Но обращался он только к Эдуарду. И изливал душу мальчику, который при этом только вздрагивал и кивал. Эдуард не хотел быть главой этой жалкой семьи. Он не хотел знать, кого преследовал, кого хотел убить или на кого хотел напасть его отец и почему вчерашний самый близкий друг сегодня оказывался заклятым врагом. Он не хотел сидеть за столом со вселяющим ужас белокурым ураганом, глядя, как он хрустит костями птицы и опрокидывает бочонками вино. Он рос тихим ребенком, таким тщедушным для своих лет.
Джон Клемент помнил, как он завидовал Эдуарду и вместе с тем испытывал облегчение, что не слышит всех этих словоизвержений. Он помнил, как в детстве всегда хотел, чтобы его обнял отец, даже такой непутевый, чтобы, прежде чем этот крупный человек свалится в забытьи, пошептаться с ним.
Вряд ли мальчик действительно хотел выведать отцовские секреты. Как-то раз, в возрасте восьми лет, бесцельно гуляя по коридору, толкаясь в незапертые двери, тихонько что-то насвистывая, растерянный после похорон Анны, он ненароком заглянул в переднюю и увидел напротив под окном извивающегося человека и кучу шевелящейся одежды. Человек оказался отцом, он лежал на животе, корчился и шумно дышал.
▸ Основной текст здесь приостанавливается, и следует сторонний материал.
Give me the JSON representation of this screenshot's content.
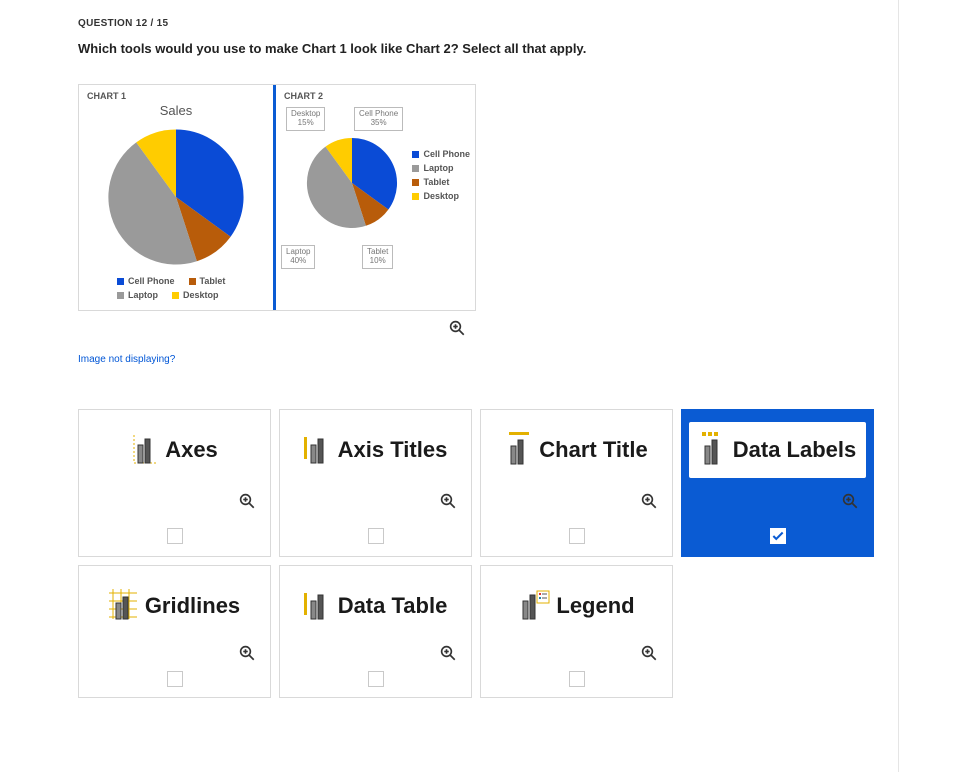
{
  "question_number": "QUESTION 12 / 15",
  "question_text": "Which tools would you use to make Chart 1 look like Chart 2? Select all that apply.",
  "chart1_label": "CHART 1",
  "chart2_label": "CHART 2",
  "chart1_title": "Sales",
  "legend_items": [
    "Cell Phone",
    "Tablet",
    "Laptop",
    "Desktop"
  ],
  "legend2_items": [
    "Cell Phone",
    "Laptop",
    "Tablet",
    "Desktop"
  ],
  "callouts": {
    "desktop": "Desktop\n15%",
    "cellphone": "Cell Phone\n35%",
    "laptop": "Laptop\n40%",
    "tablet": "Tablet\n10%"
  },
  "not_displaying": "Image not displaying?",
  "options": [
    {
      "id": "axes",
      "label": "Axes",
      "selected": false
    },
    {
      "id": "axis-titles",
      "label": "Axis Titles",
      "selected": false
    },
    {
      "id": "chart-title",
      "label": "Chart Title",
      "selected": false
    },
    {
      "id": "data-labels",
      "label": "Data Labels",
      "selected": true
    },
    {
      "id": "gridlines",
      "label": "Gridlines",
      "selected": false
    },
    {
      "id": "data-table",
      "label": "Data Table",
      "selected": false
    },
    {
      "id": "legend",
      "label": "Legend",
      "selected": false
    }
  ],
  "colors": {
    "cellphone": "#0a4bd6",
    "laptop": "#9a9a9a",
    "tablet": "#b85c0a",
    "desktop": "#ffcc00"
  },
  "chart_data": [
    {
      "type": "pie",
      "title": "Sales",
      "series": [
        {
          "name": "Cell Phone",
          "value": 35
        },
        {
          "name": "Laptop",
          "value": 40
        },
        {
          "name": "Tablet",
          "value": 10
        },
        {
          "name": "Desktop",
          "value": 15
        }
      ],
      "data_labels": false,
      "legend_position": "bottom"
    },
    {
      "type": "pie",
      "title": "",
      "series": [
        {
          "name": "Cell Phone",
          "value": 35
        },
        {
          "name": "Laptop",
          "value": 40
        },
        {
          "name": "Tablet",
          "value": 10
        },
        {
          "name": "Desktop",
          "value": 15
        }
      ],
      "data_labels": true,
      "legend_position": "right"
    }
  ]
}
Из-под него торчали руки и ноги другого человека. И к нему повернулась голова женщины с длинными темными волосами. Он тихо вышел и направился к себе, продолжая насвистывать, но отец успел его увидеть.
В своих покоях мальчик подошел к окну и принялся играть со шпагой, недавно ему подаренной, — из серебра, с гербом на эфесе. Он вытаскивал ее из ножен, получая удовольствие от скрежета металла, и засовывал обратно, снова и снова, не думая ни о чем. Так что, когда ворвался отец, растрепанный, все время одергивавший одежду, как будто не был уверен, что она в порядке, он удивился. Отец с тревогой посмотрел на сидевшего у окна мальчика и сказал:
— Мне показалось, ты что-то видел.
Все знали — он не пропускал ни одной женщины, и все закрывали на это глаза, но он все еще боялся, что его застигнет жена.
— Нет. — Джон Клемент помнил, как произнес это слово, подняв на красивое раскрасневшееся лицо прозрачные, сознательно лишенные всякого выражения глаза. Холодно, как будто больше говорить было не о чем. Морщась от брезгливости при мысли о возможном разговоре. — Я не понимаю, о чем ты говоришь.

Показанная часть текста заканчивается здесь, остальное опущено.